If you already have a career in technology or are looking for a job in tech you'll probably already be aware of the benefits of good networking skills.
In the tech sector, you are perhaps uniquely reliant on the strength of your professional relationships – even more so than a salesperson in search of leads or a marketing manager in desperate need of an idea.
Why? Because no other industry is so dependent on the effective gathering of breaking news, hot tips and tricks, the latest apps and information – all of which are critical to your staying ahead of the game.
An extensive, reliable network of colleagues, contacts and connections is integral to your role. But there still may be ways to improve and better leverage your network to gain a real advantage.
Three tips to improve networking tips.
How to start a conversation.
Whether you are engaged in networking online or face to face at an industry event, it can be awkward to approach a stranger or to join a group engaged in conversation.
The best way to kick off the conversation is simply to ask a question that will appeal to the expertise of the group or one which is light and informal and easy for an individual to answer.
Momentarily set aside your ultimate aim of gaining useful contacts, gathering breaking tech information and embarking on a new career at NASA. Initially, the idea is just to break the ice.
As a conversation starter, you could ask about the conference agenda or a guest speaker. But beware of diving straight into talk of company, industry and business: specialist interests in the tech field, even hobbies and holidays are much more inviting ground.
“Talk to someone about themselves, and they'll listen for hours.” – Dale Carnegie, How to Win Friends and Influence People
People are far more likely to do business with or form a connection with, individuals whose company they enjoy.

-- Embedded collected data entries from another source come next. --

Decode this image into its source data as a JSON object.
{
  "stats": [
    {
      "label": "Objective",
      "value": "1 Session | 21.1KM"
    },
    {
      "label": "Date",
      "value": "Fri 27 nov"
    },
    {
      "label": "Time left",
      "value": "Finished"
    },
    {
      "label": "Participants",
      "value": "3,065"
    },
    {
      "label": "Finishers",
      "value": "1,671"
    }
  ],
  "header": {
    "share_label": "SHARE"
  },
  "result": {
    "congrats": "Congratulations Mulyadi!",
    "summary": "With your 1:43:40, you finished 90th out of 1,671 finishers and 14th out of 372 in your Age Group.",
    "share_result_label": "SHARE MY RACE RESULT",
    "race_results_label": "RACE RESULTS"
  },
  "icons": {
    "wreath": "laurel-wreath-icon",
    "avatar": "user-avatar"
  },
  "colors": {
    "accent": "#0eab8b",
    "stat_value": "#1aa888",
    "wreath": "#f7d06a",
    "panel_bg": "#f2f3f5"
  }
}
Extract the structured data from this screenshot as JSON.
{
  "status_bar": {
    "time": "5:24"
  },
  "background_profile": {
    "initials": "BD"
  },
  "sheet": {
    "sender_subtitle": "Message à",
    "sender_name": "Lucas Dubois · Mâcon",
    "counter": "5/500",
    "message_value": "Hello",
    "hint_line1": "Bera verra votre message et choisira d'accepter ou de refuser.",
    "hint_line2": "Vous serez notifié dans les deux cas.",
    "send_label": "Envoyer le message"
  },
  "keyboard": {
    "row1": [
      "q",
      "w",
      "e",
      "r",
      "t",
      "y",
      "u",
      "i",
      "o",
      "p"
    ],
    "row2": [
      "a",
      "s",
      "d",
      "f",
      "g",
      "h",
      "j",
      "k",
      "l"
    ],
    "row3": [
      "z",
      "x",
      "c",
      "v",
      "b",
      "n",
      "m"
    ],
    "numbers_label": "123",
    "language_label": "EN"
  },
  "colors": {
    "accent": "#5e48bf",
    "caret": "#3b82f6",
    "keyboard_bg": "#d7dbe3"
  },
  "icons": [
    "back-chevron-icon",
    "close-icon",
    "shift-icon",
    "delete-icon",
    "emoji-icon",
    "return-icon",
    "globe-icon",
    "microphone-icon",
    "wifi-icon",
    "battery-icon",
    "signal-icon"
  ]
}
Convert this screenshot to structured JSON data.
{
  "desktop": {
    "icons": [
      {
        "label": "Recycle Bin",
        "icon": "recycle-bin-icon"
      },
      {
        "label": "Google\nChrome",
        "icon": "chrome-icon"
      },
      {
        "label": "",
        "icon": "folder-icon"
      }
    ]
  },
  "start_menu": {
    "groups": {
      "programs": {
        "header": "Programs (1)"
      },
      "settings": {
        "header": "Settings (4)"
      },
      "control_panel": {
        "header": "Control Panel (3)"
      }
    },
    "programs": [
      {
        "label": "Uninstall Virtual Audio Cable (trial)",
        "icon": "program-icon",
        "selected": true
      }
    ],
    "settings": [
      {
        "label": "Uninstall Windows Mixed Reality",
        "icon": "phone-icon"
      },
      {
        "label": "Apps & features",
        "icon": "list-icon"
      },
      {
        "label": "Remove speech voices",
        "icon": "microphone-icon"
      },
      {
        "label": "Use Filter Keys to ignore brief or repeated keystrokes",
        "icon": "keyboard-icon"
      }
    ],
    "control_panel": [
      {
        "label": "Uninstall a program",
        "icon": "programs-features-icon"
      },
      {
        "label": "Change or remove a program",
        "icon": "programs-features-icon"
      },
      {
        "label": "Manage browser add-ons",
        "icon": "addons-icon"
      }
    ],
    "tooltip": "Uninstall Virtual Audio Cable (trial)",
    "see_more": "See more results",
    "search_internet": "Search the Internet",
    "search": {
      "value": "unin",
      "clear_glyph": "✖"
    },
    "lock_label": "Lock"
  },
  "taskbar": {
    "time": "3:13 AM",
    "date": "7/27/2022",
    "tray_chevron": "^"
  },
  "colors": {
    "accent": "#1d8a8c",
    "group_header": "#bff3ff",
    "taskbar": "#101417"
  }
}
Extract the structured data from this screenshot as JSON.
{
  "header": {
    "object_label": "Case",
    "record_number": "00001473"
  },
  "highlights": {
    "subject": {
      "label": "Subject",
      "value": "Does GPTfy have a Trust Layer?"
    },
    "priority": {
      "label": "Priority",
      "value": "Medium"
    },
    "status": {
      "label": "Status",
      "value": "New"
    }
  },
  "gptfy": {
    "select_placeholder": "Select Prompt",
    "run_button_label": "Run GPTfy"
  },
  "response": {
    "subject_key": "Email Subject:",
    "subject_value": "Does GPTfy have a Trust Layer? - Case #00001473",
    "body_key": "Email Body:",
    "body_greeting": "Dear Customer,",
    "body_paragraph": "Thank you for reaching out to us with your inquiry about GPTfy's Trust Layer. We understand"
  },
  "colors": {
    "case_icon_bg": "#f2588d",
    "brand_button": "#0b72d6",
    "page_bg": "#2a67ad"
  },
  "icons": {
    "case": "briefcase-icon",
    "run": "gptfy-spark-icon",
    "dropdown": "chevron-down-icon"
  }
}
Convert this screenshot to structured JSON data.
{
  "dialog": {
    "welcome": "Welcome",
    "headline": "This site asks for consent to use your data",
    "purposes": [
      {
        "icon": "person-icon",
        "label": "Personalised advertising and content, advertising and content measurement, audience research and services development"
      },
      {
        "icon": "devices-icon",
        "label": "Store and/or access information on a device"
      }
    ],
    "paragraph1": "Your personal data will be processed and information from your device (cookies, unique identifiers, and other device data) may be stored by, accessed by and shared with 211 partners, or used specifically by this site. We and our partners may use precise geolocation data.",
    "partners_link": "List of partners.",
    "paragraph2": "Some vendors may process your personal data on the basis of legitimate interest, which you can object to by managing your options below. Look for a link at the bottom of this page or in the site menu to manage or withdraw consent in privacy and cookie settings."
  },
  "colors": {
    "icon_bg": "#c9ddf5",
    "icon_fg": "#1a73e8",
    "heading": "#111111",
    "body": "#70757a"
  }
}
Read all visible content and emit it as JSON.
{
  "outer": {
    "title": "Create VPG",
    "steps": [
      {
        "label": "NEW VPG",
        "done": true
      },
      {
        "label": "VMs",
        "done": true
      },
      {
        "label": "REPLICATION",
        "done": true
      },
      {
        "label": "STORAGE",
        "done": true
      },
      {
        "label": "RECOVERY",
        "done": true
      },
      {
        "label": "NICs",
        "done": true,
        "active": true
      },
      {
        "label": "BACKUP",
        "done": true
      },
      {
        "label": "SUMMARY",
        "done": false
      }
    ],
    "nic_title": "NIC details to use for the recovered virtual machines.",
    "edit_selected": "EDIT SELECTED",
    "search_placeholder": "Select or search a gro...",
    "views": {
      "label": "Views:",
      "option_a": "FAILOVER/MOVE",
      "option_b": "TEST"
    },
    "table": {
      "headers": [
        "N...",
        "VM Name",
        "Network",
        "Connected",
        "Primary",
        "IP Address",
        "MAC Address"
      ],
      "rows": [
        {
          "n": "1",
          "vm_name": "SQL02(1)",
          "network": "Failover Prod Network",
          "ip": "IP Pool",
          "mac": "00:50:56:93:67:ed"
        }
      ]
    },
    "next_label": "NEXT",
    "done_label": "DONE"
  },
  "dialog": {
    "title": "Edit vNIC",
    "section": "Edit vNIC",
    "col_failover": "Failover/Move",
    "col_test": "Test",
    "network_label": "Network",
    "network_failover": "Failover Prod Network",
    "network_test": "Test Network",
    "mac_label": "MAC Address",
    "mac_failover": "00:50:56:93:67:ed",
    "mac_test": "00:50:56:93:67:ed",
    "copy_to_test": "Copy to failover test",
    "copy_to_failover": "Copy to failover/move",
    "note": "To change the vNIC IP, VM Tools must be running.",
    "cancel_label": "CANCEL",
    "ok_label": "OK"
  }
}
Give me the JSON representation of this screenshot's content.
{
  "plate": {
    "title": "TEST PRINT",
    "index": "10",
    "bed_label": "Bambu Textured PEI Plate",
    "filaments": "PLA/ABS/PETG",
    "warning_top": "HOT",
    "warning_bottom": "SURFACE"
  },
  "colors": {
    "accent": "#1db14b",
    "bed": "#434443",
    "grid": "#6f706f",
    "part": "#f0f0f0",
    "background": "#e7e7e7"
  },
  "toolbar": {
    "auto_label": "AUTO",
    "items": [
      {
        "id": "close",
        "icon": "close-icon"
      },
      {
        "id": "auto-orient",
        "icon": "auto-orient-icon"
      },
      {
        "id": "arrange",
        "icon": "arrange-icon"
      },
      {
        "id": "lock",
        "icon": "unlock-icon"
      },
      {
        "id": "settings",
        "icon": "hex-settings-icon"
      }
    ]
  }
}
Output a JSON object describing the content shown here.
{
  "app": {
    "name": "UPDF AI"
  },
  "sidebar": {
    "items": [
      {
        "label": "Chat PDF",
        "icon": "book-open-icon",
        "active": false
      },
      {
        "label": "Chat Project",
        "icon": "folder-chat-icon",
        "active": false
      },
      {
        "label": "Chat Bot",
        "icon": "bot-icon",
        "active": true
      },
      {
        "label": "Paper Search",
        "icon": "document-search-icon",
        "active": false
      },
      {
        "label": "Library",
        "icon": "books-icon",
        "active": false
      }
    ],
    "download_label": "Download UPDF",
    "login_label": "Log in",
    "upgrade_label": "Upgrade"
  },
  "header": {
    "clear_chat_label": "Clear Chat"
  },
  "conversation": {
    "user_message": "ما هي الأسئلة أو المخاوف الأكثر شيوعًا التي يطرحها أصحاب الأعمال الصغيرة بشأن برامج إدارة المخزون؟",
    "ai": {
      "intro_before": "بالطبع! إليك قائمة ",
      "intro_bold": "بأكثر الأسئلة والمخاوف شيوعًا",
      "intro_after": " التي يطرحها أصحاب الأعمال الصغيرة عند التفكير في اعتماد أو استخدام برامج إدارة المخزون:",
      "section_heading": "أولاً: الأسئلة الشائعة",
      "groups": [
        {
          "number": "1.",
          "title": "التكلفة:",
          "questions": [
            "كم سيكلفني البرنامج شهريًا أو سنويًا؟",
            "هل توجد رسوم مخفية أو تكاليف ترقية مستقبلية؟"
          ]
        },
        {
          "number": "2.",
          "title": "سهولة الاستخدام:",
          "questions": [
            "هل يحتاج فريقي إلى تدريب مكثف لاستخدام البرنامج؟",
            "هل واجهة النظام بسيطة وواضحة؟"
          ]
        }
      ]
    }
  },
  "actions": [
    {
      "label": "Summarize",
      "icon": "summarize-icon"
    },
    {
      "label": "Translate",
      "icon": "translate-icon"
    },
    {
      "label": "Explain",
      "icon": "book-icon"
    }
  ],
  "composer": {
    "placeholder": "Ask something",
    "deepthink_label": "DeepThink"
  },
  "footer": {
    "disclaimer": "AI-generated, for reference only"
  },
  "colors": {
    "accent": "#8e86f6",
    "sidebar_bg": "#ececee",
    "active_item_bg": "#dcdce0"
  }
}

When you are present at an industry conference or an event that seems ideal for networking, don’t make the mistake of moving quickly from person to person, hoovering up business cards wherever you go.
You would probably never consider giving your contact details to anyone you did not know – that would be pointless – and the rules of networking are exactly the same as those of everyday life. Don’t think of networking as a chore or a series of tick boxes to be filled.
It’s actually enjoyable to spend some time in the company of a new acquaintance, to find out whether you have anything in common, a shared specialism or just a common pastime to chat about. Listen and be helpful as your default mode, not just when you’re networking.
Shared ground is the basis of a potential connection, and it takes time to get to know anyone well enough to decide you might stay in touch. If you make one genuine connection at any event, you’ve done well; forge the beginnings of two lasting professional relationships and you’ll soon be levelling up in this deceptively simple game.
Our tech recruiters report that many candidates are members of groups which appeal to a certain specialism or skill set. If you’re looking to network in the tech industry, you’re likely to get better results by picking a specialism and regularly attending meet-ups and events within the specific field.
One increasingly popular trend is for online groups to meet up in person. Digital may have many advantages, but good old-fashioned analogue can prove superior when it comes to forging professional bonds over a coffee or a meal!
If you join a local group of IT professionals, they will often come to function as an informal support network, helping to provide solutions to your techie problems as well as sharing information and providing a background atmosphere of healthy competitiveness.
And when you get the chance to pass on news of a breakthrough or a job vacancy to one of your connections, that’s another real reward of being part of a network. What goes around, comes around.